Most important, write exactly what she tells you. Don’t clean up the construction. Don’t add words or delete words. Leave her run-on sentences alone, same with sentence fragments. Just write her thoughts.
As I mentioned above (extensively), you still have to work on the act of handwriting and the mechanics of writing sentences and such. But those two skills are entirely different from composing thoughts and writing, and you shouldn’t let the former limit the latter.
4. Ask questions. Ask a lot of open-ended, probing questions. What happened next? Then what? Where else? What else? The purpose of asking questions is to elicit more details for the story. Struggling writers often have trouble getting beyond the bare bones basics of the story. Asking questions prompts them to add more.

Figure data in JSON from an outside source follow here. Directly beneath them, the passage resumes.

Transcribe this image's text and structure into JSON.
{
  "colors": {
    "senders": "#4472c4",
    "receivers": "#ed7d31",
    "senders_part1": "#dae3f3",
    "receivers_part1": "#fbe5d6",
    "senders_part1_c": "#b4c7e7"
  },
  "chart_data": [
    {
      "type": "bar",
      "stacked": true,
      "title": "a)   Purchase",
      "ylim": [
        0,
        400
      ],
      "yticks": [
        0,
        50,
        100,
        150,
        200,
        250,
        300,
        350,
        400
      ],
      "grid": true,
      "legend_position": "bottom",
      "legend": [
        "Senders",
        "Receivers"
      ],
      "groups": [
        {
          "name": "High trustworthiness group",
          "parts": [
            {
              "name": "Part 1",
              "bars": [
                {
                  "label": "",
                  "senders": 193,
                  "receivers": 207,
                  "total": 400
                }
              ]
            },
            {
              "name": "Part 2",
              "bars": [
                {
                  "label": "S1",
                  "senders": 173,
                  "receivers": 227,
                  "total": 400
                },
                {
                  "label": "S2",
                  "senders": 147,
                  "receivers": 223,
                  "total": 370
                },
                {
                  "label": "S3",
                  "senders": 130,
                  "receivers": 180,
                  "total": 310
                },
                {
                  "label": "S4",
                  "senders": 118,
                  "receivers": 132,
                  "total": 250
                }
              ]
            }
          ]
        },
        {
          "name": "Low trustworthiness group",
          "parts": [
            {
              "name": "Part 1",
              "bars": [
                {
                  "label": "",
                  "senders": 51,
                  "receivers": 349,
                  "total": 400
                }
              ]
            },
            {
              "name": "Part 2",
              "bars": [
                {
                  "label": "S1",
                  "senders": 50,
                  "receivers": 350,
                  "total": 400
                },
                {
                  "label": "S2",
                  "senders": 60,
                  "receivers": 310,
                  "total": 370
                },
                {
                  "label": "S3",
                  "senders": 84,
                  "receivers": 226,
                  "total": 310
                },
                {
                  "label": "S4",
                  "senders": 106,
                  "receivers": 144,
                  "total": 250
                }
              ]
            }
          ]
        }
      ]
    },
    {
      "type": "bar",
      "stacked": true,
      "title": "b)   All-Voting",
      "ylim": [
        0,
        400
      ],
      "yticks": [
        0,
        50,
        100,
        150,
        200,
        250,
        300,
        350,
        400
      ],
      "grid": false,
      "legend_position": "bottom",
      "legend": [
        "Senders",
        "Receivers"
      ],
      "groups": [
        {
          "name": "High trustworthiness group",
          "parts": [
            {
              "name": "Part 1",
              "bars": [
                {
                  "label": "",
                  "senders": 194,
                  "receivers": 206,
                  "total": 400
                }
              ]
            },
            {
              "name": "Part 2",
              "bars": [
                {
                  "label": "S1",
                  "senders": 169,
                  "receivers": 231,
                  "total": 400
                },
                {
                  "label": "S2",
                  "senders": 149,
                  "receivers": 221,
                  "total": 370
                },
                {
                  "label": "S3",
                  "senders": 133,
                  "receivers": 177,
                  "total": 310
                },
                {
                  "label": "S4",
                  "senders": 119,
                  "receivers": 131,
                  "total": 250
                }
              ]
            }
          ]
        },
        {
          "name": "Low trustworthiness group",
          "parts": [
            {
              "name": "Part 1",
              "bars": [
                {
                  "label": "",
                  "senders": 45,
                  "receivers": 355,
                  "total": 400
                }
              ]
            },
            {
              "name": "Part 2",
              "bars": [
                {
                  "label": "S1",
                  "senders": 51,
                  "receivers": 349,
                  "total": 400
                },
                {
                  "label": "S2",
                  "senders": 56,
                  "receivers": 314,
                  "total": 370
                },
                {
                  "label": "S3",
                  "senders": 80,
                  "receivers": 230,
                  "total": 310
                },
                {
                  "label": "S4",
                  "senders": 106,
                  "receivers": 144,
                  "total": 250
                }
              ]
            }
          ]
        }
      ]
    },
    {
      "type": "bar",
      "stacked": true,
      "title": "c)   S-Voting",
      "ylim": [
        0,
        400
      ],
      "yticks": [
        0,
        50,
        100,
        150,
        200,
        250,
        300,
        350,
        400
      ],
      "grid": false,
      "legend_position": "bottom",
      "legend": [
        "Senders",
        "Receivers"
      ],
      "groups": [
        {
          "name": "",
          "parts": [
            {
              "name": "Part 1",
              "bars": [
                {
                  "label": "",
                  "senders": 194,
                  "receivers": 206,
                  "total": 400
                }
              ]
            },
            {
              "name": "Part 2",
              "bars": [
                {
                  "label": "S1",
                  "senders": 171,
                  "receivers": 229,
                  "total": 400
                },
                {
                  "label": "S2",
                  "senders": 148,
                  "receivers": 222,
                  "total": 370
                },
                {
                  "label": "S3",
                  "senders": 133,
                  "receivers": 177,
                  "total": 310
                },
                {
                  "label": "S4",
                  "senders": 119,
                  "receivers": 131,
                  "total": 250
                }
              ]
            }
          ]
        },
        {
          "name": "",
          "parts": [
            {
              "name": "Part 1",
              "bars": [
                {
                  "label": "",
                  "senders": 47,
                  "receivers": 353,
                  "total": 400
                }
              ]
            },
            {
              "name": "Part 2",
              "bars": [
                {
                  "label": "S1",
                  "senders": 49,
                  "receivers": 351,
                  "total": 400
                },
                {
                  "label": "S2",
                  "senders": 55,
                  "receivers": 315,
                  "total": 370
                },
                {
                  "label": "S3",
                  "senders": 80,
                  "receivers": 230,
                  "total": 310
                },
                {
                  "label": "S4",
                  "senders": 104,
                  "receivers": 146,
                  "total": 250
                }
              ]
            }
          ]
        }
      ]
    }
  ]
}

5. Compliment her. When you’re having a hard time with something, you want to hear that you’ve done a good job. Right? Find something in the composition to compliment her on. Find something that she’s done well, and tell her.
6. If you think she’s ready for it, have her copy part of the composition. Start small, just a few sentences at first. Help her pay attention to the correct spelling, mechanics, and formatting of what you have written. Copywork is really good for learning to write better.
7. The next step, after she’s comfortable copying what you’ve written and is gaining confidence in her own writing, is to create a word bank for her to use in her own writing. When she can refer to a list of words or phrases, she’ll feel better equipped to write her own sentences.
How do you encourage your struggling writers?